We all turned to see what had made such an impression on her.  When I saw that it was a who rather than a what, my heart sank into my sandals.  Walking up to the cabin was Savannah Grant, Trinity’s arch enemy, and she was not alone.  She was with Bo.

I was first struck by how different he looked.  Gone was the dark hoodie.  Instead, he wore a gray and white Abercrombie and Fitch rugby shirt that made his shoulders look devastatingly wide and his hair look black as the night around him.

Trinity reached between us and grabbed Drew’s arm, doing her best to turn him to face her.

“Are you just gonna stand there?  That’s the guy that’s been stalking your girlfriend,” she said, her first attempt of the night to stir up trouble.  Sadly, even if Savannah left, it wouldn’t be the last.

“He’s here with someone else, Trinity. I don’t think—”

“That’s not the point.  You need to set him straight about keeping his eyes to himself.”

“He hasn’t even—”

“Oh, come on, Drew!”

“Trinity, I—”

“Am I the only one at this party with the balls to ask them to leave?”

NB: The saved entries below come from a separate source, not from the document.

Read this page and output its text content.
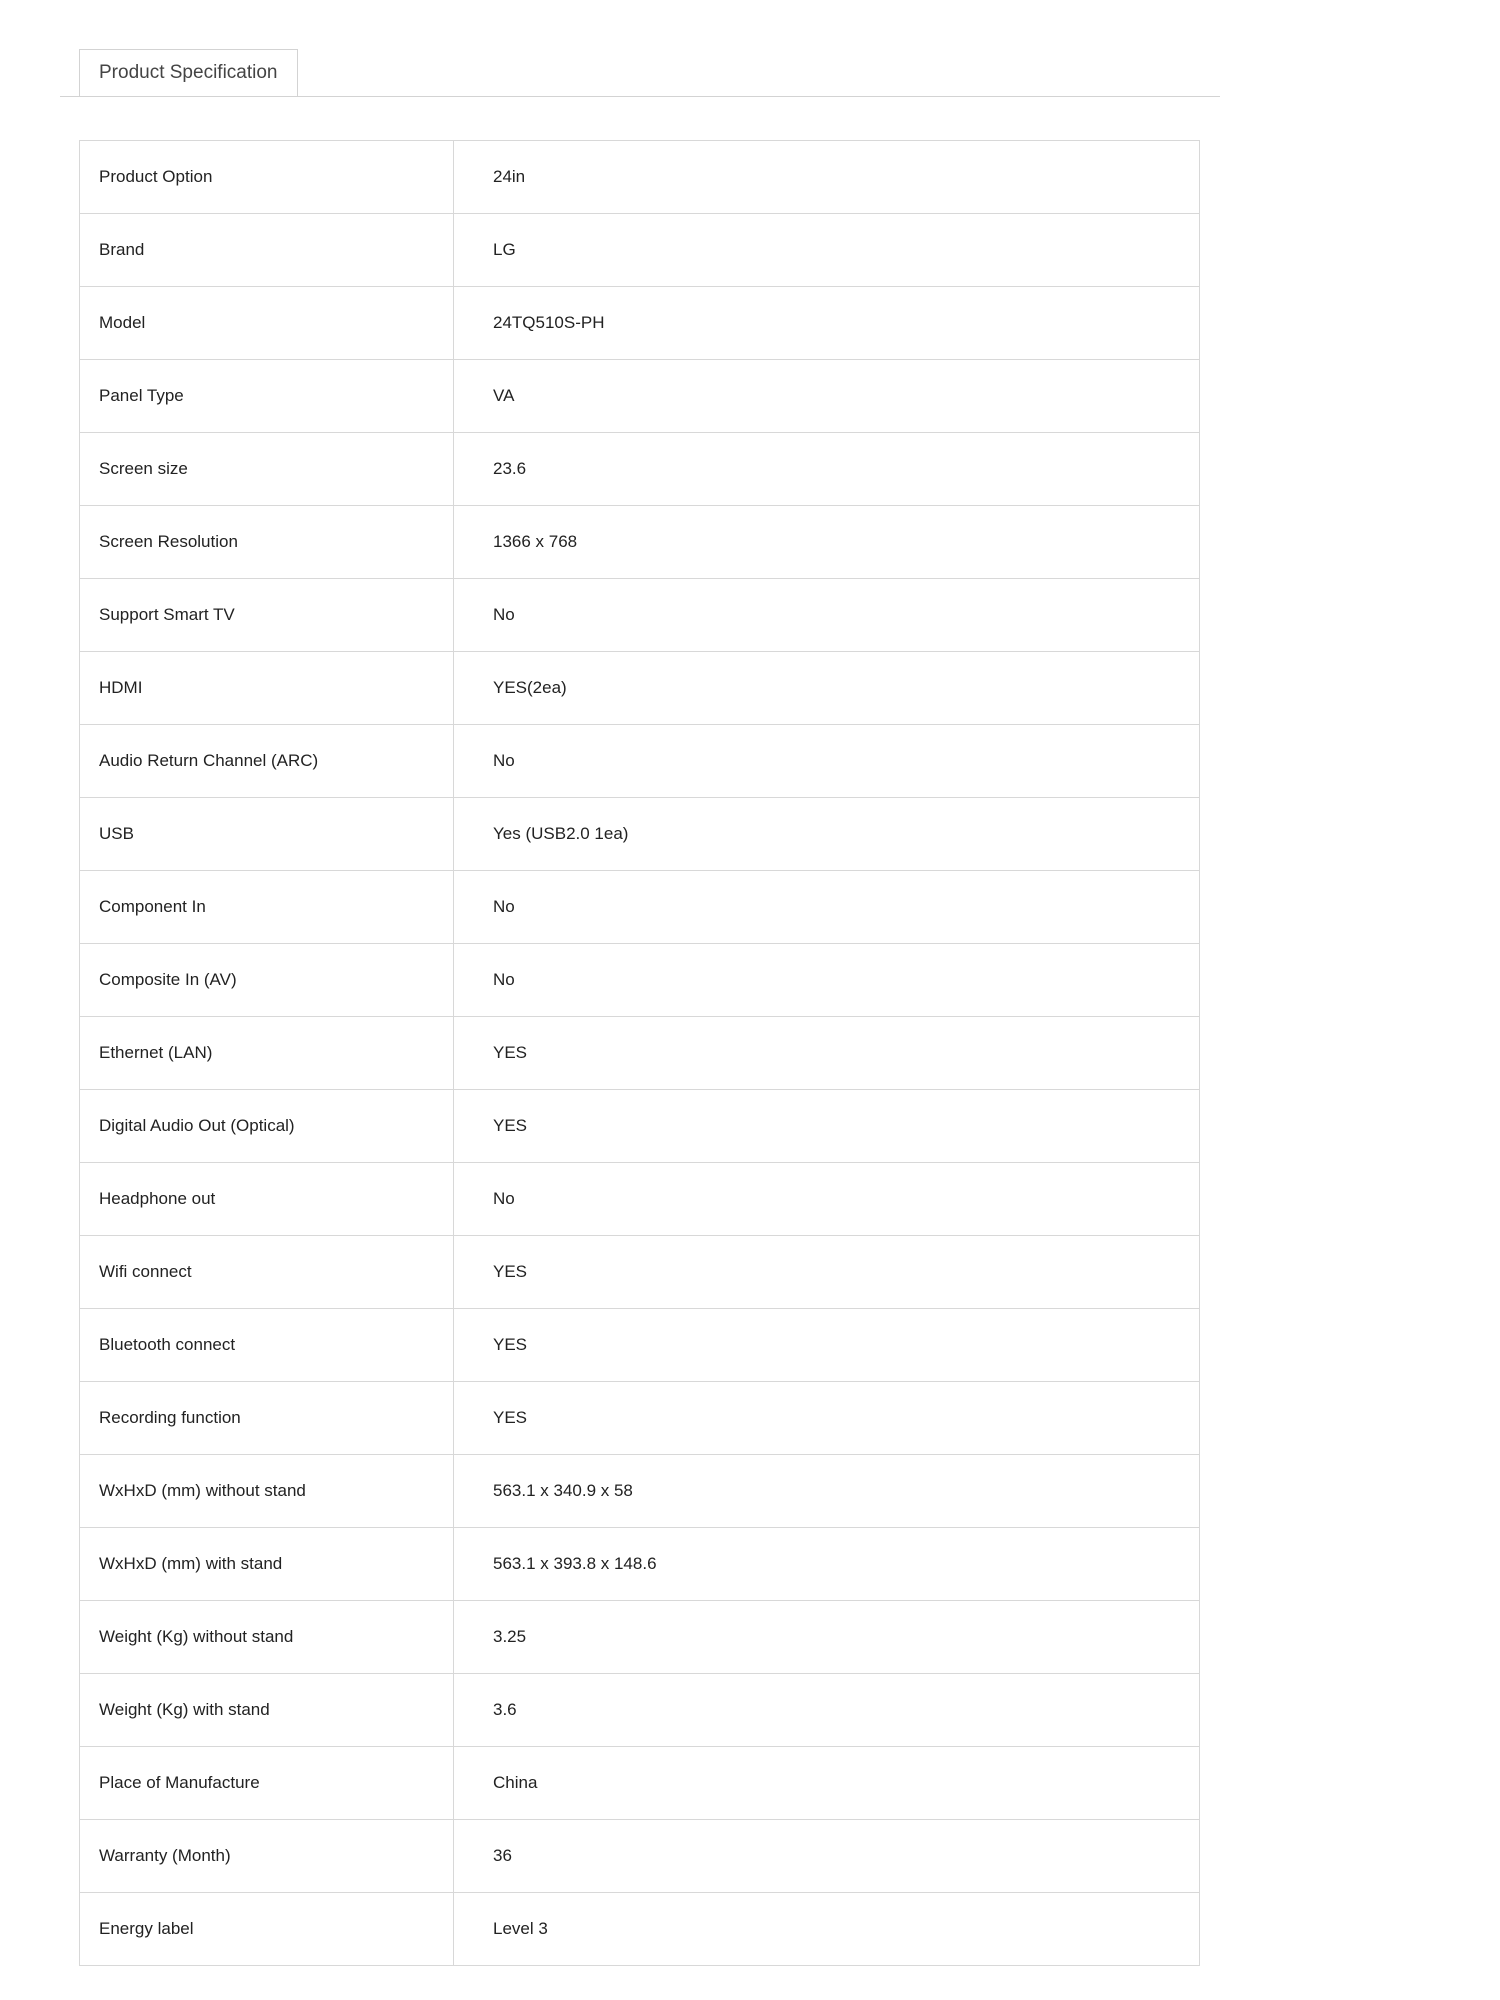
Product Specification
Product Option	24in
Brand	LG
Model	24TQ510S-PH
Panel Type	VA
Screen size	23.6
Screen Resolution	1366 x 768
Support Smart TV	No
HDMI	YES(2ea)
Audio Return Channel (ARC)	No
USB	Yes (USB2.0 1ea)
Component In	No
Composite In (AV)	No
Ethernet (LAN)	YES
Digital Audio Out (Optical)	YES
Headphone out	No
Wifi connect	YES
Bluetooth connect	YES
Recording function	YES
WxHxD (mm) without stand	563.1 x 340.9 x 58
WxHxD (mm) with stand	563.1 x 393.8 x 148.6
Weight (Kg) without stand	3.25
Weight (Kg) with stand	3.6
Place of Manufacture	China
Warranty (Month)	36
Energy label	Level 3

No one answered her.  I knew she was going to go off, and while normally I would’ve done something to try and avert a disaster, all I could think about was how Bo’s eyes made me feel and how they were now turned on Savannah.

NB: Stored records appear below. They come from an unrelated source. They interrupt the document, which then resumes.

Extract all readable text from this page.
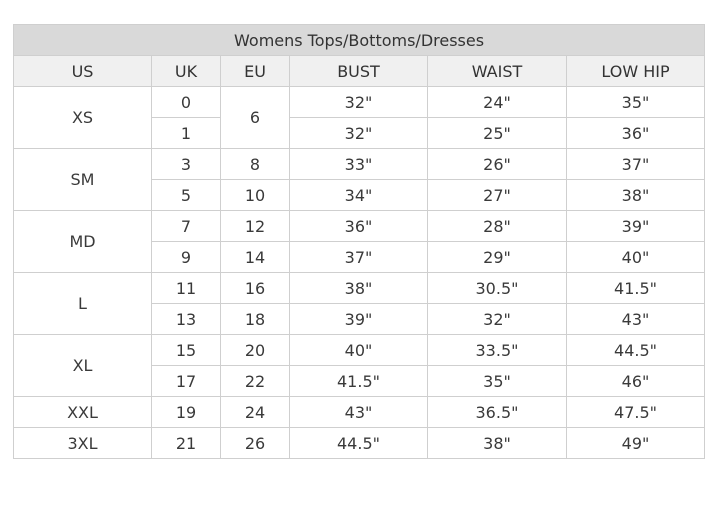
Womens Tops/Bottoms/Dresses					
US	UK	EU	BUST	WAIST	LOW HIP
XS	0	6	32"	24"	35"
	1		32"	25"	36"
SM	3	8	33"	26"	37"
	5	10	34"	27"	38"
MD	7	12	36"	28"	39"
	9	14	37"	29"	40"
L	11	16	38"	30.5"	41.5"
	13	18	39"	32"	43"
XL	15	20	40"	33.5"	44.5"
	17	22	41.5"	35"	46"
XXL	19	24	43"	36.5"	47.5"
3XL	21	26	44.5"	38"	49"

Numbly, I watched the scene unfold.

“Fine,” she said, stomping off.  “I’ll just take care of it myself.”

Trinity marched right up to them and said as loudly as she could, “You need to leave.”

She was standing directly in front of Savannah when she said it, staring right at her, so there was no doubt to whom she was referring.

Savannah looked confused and taken aback.  “Me?  Why?”

“Because no one wants you here.  I don’t even know why you came.”

“I came because I was invited,” Savannah said, straightening her spine defiantly.

“No one invited you to come here,” Trinity spat.

“It’s an open party and I came with Bo.”

“I don’t care if you came with Mother Teresa, no one wants you here.  We all want you gone.  Now leave!” Trinity’s decibel level had risen to the point that everyone at the party could hear the spew of her venom.  After all, no party was complete until Trinity had shown her butt at least once.

Across the bonfire, Bo’s eyes met mine for a split second before he looked away, turning his attention back to Trinity.  In that moment, I saw something flicker in his eyes, something that made me feel small and ashamed, spineless and cruel.  I never wanted to see that look again.

“Why don’t you just go back over there with your friends and enjoy the party?  She’s not hurting anyone,” Bo chimed in amicably.

“Why don’t you stay out of this?  It’s not you that I have a problem with.  It’s her,” Trinity said, poking one bony finger at Savannah’s chest.